Month-to-month sales in March (adjusted) advanced across retail sectors, the Census Bureau reported, including health and personal care stores, which includes drugstores (+5.7%); general merchandise stores (+9%), which includes department stores (+13%); electronics and appliance stores (+10.5%); apparel and accessories stores (+18.3); sporting goods, hobby, musical instrument and book stores (+23.5%); furniture and home furnishings stores (+5.9%); building material and garden supply stores (+12.1%); foodservice and drinking places (+13.4%); and non-store retailers (+6%), which includes online retailers.

For full-year 2021, NRF forecasts U.S. retail sales to rise 6.5% to and 8.2% year over year to between $4.33 trillion and $4.4 trillion. The association noted that 2020 retail sales gained 6.6% despite the pandemic, exceeding the previous record growth rate of 6.3% in 2004.

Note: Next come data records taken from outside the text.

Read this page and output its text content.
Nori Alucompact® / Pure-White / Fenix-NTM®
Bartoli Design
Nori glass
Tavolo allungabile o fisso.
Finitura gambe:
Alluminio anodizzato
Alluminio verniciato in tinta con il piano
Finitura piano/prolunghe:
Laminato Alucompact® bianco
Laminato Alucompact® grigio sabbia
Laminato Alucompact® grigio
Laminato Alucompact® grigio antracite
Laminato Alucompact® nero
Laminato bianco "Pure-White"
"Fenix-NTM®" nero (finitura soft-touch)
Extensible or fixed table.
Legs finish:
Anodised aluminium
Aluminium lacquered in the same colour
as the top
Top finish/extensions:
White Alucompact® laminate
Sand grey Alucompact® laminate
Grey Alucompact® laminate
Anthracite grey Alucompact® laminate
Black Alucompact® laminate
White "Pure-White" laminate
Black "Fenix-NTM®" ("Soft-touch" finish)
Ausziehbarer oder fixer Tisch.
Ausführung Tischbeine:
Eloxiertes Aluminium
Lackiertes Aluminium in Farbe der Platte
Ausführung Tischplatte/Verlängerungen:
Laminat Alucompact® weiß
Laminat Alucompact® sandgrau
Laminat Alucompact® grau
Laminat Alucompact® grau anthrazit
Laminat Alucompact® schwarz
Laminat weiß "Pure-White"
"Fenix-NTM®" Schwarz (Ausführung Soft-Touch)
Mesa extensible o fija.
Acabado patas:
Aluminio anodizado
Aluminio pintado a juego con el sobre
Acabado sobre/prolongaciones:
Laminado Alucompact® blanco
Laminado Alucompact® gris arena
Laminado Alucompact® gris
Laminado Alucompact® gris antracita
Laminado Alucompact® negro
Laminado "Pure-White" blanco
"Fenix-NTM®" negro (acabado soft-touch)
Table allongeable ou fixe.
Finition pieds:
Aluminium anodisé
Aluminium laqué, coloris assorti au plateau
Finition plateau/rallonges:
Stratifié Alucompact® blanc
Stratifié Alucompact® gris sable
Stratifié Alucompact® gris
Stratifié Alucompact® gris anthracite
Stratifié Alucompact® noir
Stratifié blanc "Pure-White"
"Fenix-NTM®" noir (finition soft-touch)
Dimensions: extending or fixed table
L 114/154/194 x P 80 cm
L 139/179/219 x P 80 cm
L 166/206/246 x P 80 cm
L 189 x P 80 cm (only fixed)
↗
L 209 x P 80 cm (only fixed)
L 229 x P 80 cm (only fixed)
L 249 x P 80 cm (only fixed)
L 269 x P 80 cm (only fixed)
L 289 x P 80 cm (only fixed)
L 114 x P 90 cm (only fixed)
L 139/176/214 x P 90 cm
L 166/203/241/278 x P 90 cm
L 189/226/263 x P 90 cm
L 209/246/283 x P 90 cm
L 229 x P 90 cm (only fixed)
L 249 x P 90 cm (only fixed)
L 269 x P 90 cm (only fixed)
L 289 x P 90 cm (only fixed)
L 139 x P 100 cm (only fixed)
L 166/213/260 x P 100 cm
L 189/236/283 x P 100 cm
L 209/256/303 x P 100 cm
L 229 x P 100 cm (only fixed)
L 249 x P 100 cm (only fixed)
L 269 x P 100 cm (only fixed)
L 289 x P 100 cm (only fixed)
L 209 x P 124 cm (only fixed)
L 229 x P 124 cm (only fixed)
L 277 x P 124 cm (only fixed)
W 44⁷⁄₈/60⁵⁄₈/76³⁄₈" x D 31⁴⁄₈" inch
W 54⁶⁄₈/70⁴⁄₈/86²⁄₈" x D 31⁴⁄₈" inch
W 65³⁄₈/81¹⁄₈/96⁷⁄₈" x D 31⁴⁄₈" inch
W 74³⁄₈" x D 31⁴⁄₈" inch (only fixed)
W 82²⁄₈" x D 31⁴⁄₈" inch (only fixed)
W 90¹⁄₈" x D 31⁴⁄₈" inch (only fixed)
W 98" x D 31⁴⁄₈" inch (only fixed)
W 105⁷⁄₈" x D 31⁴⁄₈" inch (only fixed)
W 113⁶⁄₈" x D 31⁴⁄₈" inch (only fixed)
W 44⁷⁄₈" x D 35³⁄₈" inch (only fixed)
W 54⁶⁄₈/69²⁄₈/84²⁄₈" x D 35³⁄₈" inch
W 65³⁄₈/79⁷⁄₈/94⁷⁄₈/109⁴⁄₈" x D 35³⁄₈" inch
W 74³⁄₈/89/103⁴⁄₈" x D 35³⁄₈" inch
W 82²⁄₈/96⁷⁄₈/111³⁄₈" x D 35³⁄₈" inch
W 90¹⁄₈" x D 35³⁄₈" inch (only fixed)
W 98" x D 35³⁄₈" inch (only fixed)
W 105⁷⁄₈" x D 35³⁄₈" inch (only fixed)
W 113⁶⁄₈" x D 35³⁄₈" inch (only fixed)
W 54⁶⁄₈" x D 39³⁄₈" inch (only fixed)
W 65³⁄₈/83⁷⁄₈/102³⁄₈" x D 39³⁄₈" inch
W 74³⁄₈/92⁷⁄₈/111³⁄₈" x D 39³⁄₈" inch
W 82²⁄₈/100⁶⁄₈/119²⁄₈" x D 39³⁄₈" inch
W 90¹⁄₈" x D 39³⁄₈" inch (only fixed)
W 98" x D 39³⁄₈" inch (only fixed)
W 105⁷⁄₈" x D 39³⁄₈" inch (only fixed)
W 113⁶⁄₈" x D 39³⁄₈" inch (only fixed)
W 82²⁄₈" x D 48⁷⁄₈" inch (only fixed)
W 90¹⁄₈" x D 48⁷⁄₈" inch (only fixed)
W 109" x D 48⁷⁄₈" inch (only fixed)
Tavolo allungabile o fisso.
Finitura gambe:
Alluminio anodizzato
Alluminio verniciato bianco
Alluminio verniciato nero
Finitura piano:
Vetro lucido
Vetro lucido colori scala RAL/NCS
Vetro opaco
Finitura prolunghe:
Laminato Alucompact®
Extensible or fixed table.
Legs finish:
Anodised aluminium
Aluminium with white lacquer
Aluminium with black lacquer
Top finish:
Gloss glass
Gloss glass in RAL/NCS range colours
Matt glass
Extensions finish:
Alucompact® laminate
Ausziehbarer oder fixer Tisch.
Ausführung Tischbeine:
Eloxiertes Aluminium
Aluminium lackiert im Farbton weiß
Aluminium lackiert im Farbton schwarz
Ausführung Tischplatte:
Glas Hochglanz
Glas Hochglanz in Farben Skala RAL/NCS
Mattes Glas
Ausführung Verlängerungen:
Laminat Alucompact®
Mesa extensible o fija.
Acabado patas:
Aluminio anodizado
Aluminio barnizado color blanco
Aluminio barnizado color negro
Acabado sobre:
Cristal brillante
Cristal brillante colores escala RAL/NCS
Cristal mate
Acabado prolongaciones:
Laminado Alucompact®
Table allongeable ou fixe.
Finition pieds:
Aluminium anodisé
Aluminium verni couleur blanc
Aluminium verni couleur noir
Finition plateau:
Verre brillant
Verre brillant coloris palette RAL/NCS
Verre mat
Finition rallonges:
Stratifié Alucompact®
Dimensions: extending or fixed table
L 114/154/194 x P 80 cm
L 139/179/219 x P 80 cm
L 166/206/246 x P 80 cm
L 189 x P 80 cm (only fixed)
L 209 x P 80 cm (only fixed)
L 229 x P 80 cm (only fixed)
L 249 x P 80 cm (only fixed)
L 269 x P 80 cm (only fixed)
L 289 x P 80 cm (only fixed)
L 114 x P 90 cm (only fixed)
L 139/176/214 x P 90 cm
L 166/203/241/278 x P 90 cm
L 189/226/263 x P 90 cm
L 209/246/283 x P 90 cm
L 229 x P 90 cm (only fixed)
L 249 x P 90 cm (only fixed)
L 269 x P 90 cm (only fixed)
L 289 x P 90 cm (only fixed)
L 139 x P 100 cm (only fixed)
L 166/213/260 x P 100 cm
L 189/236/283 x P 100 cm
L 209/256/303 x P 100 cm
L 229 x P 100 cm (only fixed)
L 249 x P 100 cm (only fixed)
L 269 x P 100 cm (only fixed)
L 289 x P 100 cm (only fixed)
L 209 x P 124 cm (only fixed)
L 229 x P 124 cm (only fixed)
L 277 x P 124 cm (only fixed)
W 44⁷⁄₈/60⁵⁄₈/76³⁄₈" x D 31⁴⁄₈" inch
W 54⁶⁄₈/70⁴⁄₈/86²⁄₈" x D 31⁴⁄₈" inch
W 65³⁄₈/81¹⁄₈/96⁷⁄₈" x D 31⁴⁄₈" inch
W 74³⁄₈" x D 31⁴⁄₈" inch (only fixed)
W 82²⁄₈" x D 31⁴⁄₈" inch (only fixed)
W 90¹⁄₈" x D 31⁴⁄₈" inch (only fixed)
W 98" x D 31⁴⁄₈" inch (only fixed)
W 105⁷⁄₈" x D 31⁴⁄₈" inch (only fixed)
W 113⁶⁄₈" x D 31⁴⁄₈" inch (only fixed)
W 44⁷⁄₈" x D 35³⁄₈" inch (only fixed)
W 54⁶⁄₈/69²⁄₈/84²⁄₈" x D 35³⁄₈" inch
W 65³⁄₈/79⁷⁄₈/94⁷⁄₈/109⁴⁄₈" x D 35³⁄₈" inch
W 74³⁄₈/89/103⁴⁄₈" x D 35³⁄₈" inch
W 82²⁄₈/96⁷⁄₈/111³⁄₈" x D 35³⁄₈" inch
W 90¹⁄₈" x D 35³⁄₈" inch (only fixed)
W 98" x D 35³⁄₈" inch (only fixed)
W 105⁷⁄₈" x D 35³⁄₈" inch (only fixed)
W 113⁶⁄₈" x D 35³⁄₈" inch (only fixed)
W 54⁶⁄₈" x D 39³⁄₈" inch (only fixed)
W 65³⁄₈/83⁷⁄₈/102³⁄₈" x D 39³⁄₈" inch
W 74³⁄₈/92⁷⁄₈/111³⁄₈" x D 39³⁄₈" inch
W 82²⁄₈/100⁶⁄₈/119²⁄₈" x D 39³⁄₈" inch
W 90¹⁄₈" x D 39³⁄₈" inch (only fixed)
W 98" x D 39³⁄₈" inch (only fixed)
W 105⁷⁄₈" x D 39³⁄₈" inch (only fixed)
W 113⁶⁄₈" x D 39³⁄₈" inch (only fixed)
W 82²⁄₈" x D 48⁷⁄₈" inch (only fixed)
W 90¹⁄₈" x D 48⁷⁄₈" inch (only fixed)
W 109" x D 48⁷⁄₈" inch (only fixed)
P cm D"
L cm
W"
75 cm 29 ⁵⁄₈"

“Today’s data confirms reports that people are going out and spending and that in-store traffic has picked up,” NRF Chief Economist Jack Kleinhenz stated Thursday. “After a disappointing February, there was a perfect alignment of factors supporting a surge in shopping in March. Further reopening of the economy was encouraged by economic stimulus payments, the public health situation improved with more vaccinations, employment grew and there was seasonal activity around Passover, Easter and spring break. Even with some stimulus money going to savings, consumers’ finances are healthy, and they are willing to spend. Retail sales supported by rigorous fiscal and monetary policy continue to be a bright spot in the economy and have provided momentum during this awful pandemic.”